Last week, anti-government demonstrations in Albania and Serbia slightly decreased from the week prior. In Moldova, the constitutional crisis resulted in the resignation of the Democratic Party government in favour of the new coalition cabinet. In Russia, public outcry over Ivan Golunov’s case led to authorities deciding to clear the journalist of all charges. In Belarus, after more than a year of protests against the car battery plant in Brest, local authorities suspended its construction. In Ukraine, anti-government demonstrations were staged and fighting in the Donbass region continued.
In Albania, the governing Socialist Party-controlled Parliament dismissed President Ilir Meta’s decision to postpone the municipal elections of 30 June. Prime Minister Edi Rama continued campaigning in southern Albania for the local elections where some of his visits were met with demonstrations.
In Serbia, anti-government protests decreased again after a small increase last week, due to a half-year anniversary of the protest movement. Another anti-government activist was attacked, which prompted a protest. In Montenegro, several thousand Serbian Orthodox church members protested after the government adopted a draft law to regulate religious freedoms, causing tensions with Serbia and the Serbian Orthodox (Balkan Insight, 14 June 2019; Balkan Insight, 15 June 2019).
In Greece, both anarchist and far-right group activity is on the rise. Multiple attacks were staged in Thessaloniki, Athens, and Piraeus by anarchists, far-right groups, and other unidentified groups targeting riot police forces and causing material damages. In addition, several attacks were reported on political campaigns as violence appears to increase nearing the parliamentary elections of 7 July.
In Moldova, the dual government crisis appears to have been settled with the Democratic Party stepping down and conceding power to the new coalition cabinet of National Resistance Movement (ACUM) and Party of Socialists (PSRM) on 14 June, although Democrats continue to demand snap elections (New York Times, 14 June 2019). In addition, judges and prosecutors who are loyal to the Democrats refuse to leave their positions, despite calls from the President Igor Dodon and PM Maia Sandu. The new ACUM-PSRM government is expected to deliver on an urgent reform agenda until the snap parliamentary elections and local elections in the middle of fall 2019 (Euronews, 17 June 2019).
In Belarus, after more than a year of environmental protests against the car battery plant in Brest, accompanied by an investigation by the Belarusian Ministry of Natural Resources, the Regional Executive Committee issued a decision ordering a suspension of its construction (TUT.BY, 14 June 2019). In addition, on 13 June, Belarus’ Parliament adopted amendments to the penal code softening sentences for drug distribution, possibly ending a wave of protests against hard sentences for drug convicts (Belsat, 13 June 2019).

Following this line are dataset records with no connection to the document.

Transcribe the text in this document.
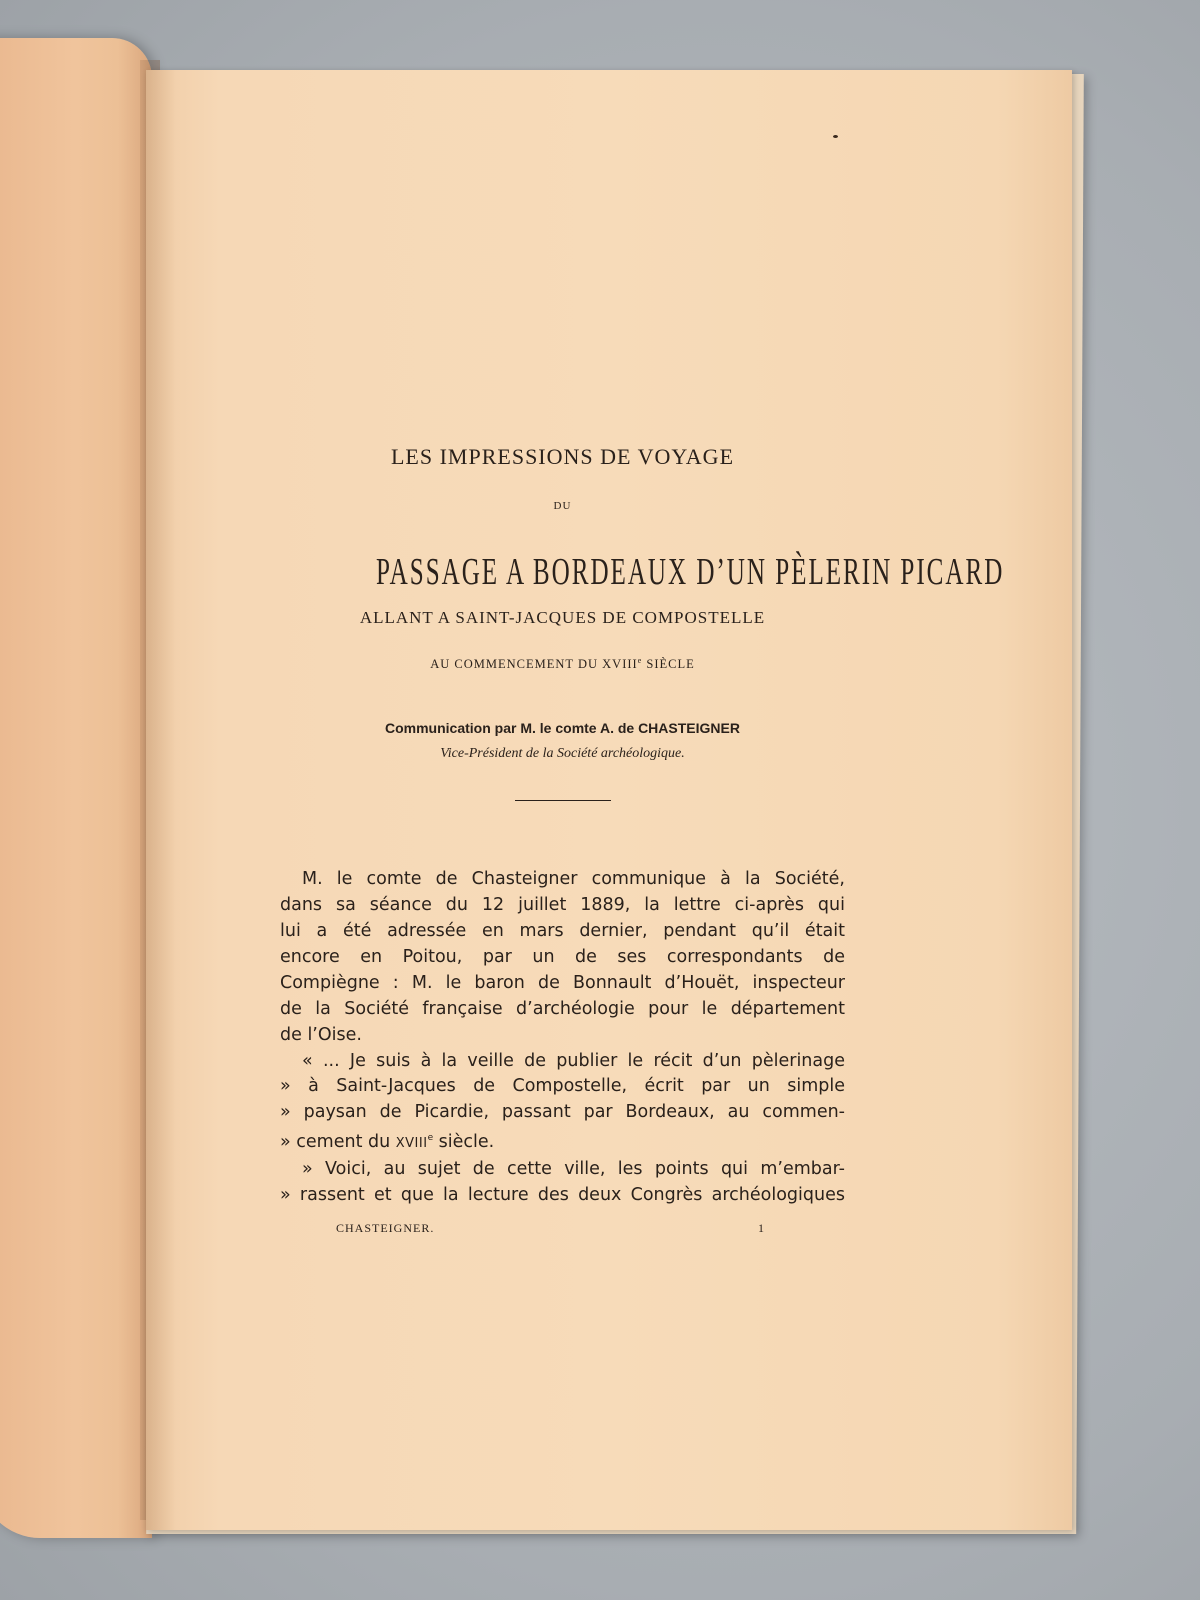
LES IMPRESSIONS DE VOYAGE
DU
PASSAGE A BORDEAUX D’UN PÈLERIN PICARD
ALLANT A SAINT-JACQUES DE COMPOSTELLE
AU COMMENCEMENT DU XVIIIe SIÈCLE
Communication par M. le comte A. de CHASTEIGNER
Vice-Président de la Société archéologique.
M. le comte de Chasteigner communique à la Société,
dans sa séance du 12 juillet 1889, la lettre ci-après qui
lui a été adressée en mars dernier, pendant qu’il était
encore en Poitou, par un de ses correspondants de
Compiègne : M. le baron de Bonnault d’Houët, inspecteur
de la Société française d’archéologie pour le département
de l’Oise.
« ... Je suis à la veille de publier le récit d’un pèlerinage
» à Saint-Jacques de Compostelle, écrit par un simple
» paysan de Picardie, passant par Bordeaux, au commen-
» cement du XVIIIe siècle.
» Voici, au sujet de cette ville, les points qui m’embar-
» rassent et que la lecture des deux Congrès archéologiques
CHASTEIGNER.	1
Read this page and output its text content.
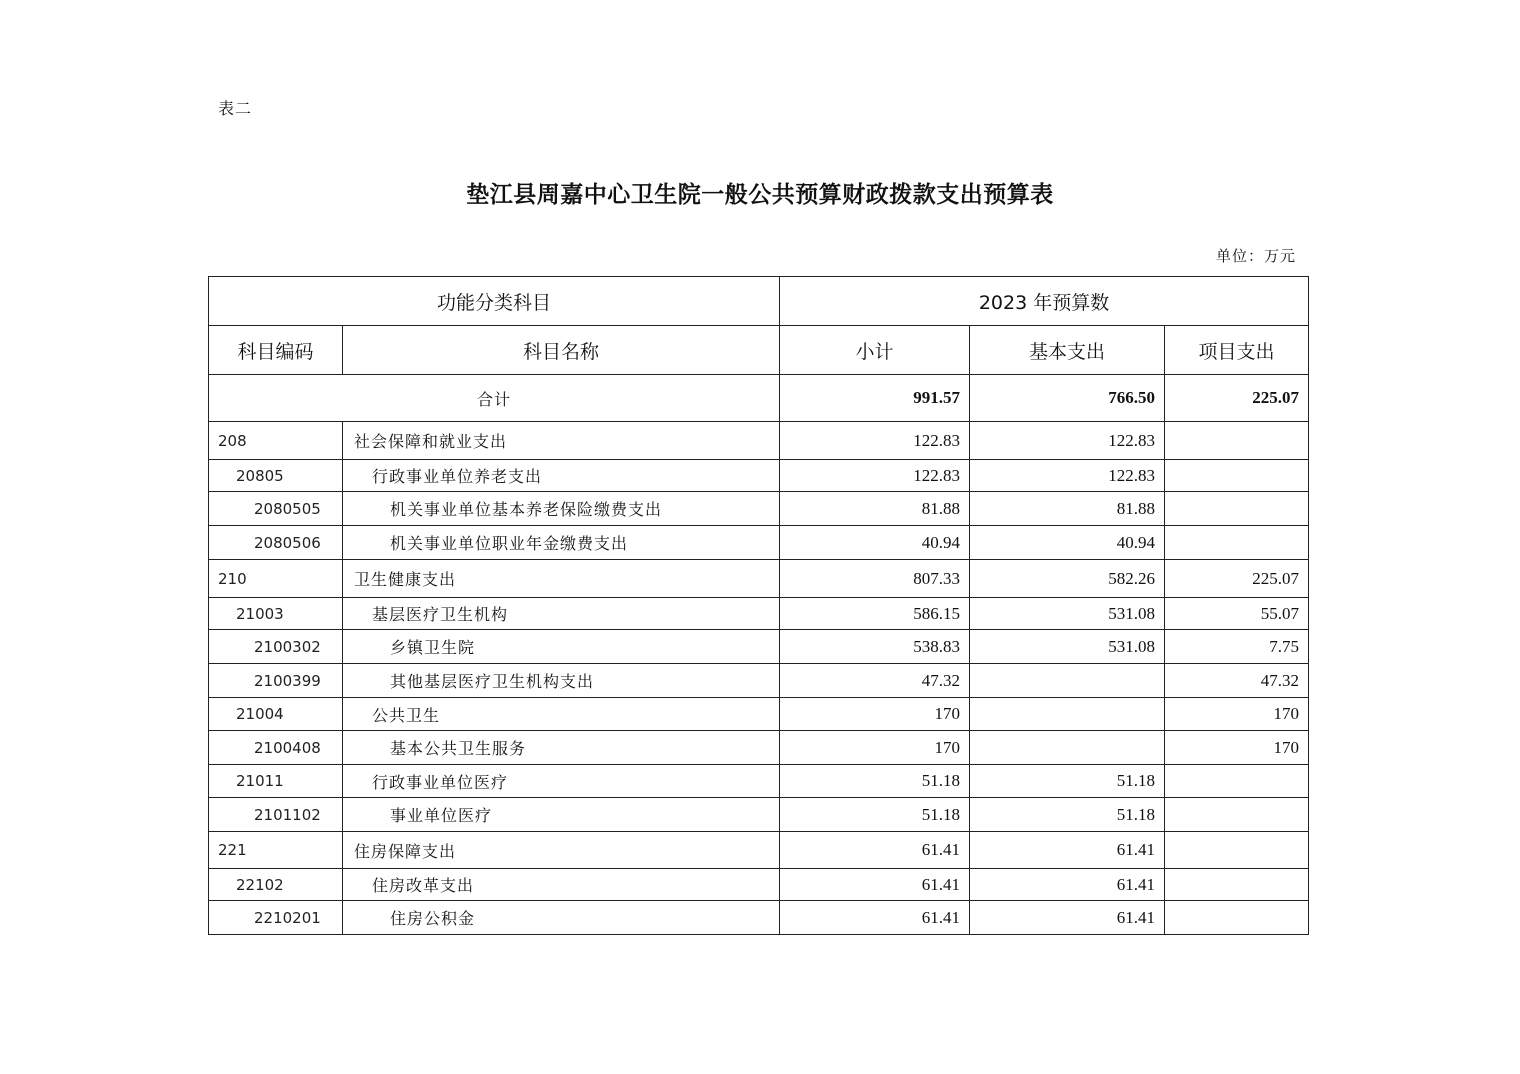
表二
垫江县周嘉中心卫生院一般公共预算财政拨款支出预算表
单位：万元
功能分类科目		2023 年预算数		
科目编码	科目名称	小计	基本支出	项目支出
合计		991.57	766.50	225.07
208	社会保障和就业支出	122.83	122.83	
20805	行政事业单位养老支出	122.83	122.83	
2080505	机关事业单位基本养老保险缴费支出	81.88	81.88	
2080506	机关事业单位职业年金缴费支出	40.94	40.94	
210	卫生健康支出	807.33	582.26	225.07
21003	基层医疗卫生机构	586.15	531.08	55.07
2100302	乡镇卫生院	538.83	531.08	7.75
2100399	其他基层医疗卫生机构支出	47.32		47.32
21004	公共卫生	170		170
2100408	基本公共卫生服务	170		170
21011	行政事业单位医疗	51.18	51.18	
2101102	事业单位医疗	51.18	51.18	
221	住房保障支出	61.41	61.41	
22102	住房改革支出	61.41	61.41	
2210201	住房公积金	61.41	61.41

In Russia, the beginning of the week was still largely characterized by the outcry over the arrest of well-known journalist Ivan Golunov, with repeated small-scale protests taking place in various cities across the country. In an uncommon decision, the authorities declared that they were terminating Golunov’s case, citing insufficient evidence on 11 June (Meduza, 11 June 2019). Nonetheless, the planned unauthorized protest in support of Golunov and free journalism still took place on 12 June and was met with police crackdowns, with hundreds of people, including opposition politician Alexei Navalny, briefly detained by police (Novaya Gazeta, 12 June 2019).
In Ukraine, nearly a dozen anti-government demonstrations were staged across the country. In Kyiv and Kharkiv, people demonstrated “against capitulation” after the head of the Ukrainian delegation to the Minsk trilateral contact group suggested that Ukrainian troops should not return fire in Donbass (Unian, 10 June 2019; Unian, 10 June 2019). In the Donbass region, fighting between Ukrainian government forces and separatist rebels continued with 191 armed clashes and 169 shelling incidents resulting in two reported fatalities.
Other than the developments mentioned above, violence in the Balkans, Southeastern Europe, and Eastern Europe remained low. In the Balkans two attacks on civilians involving ethnic motives were reported. No armed clashes or bombings were reported.
Throughout the Balkans, Southeastern Europe, and Eastern Europe regions, demonstrations on various issues were reported at levels similar to weeks prior, including on labour disputes, public health, LGBT rights, infrastructural issues, environmental protection, and opposition to local construction projects.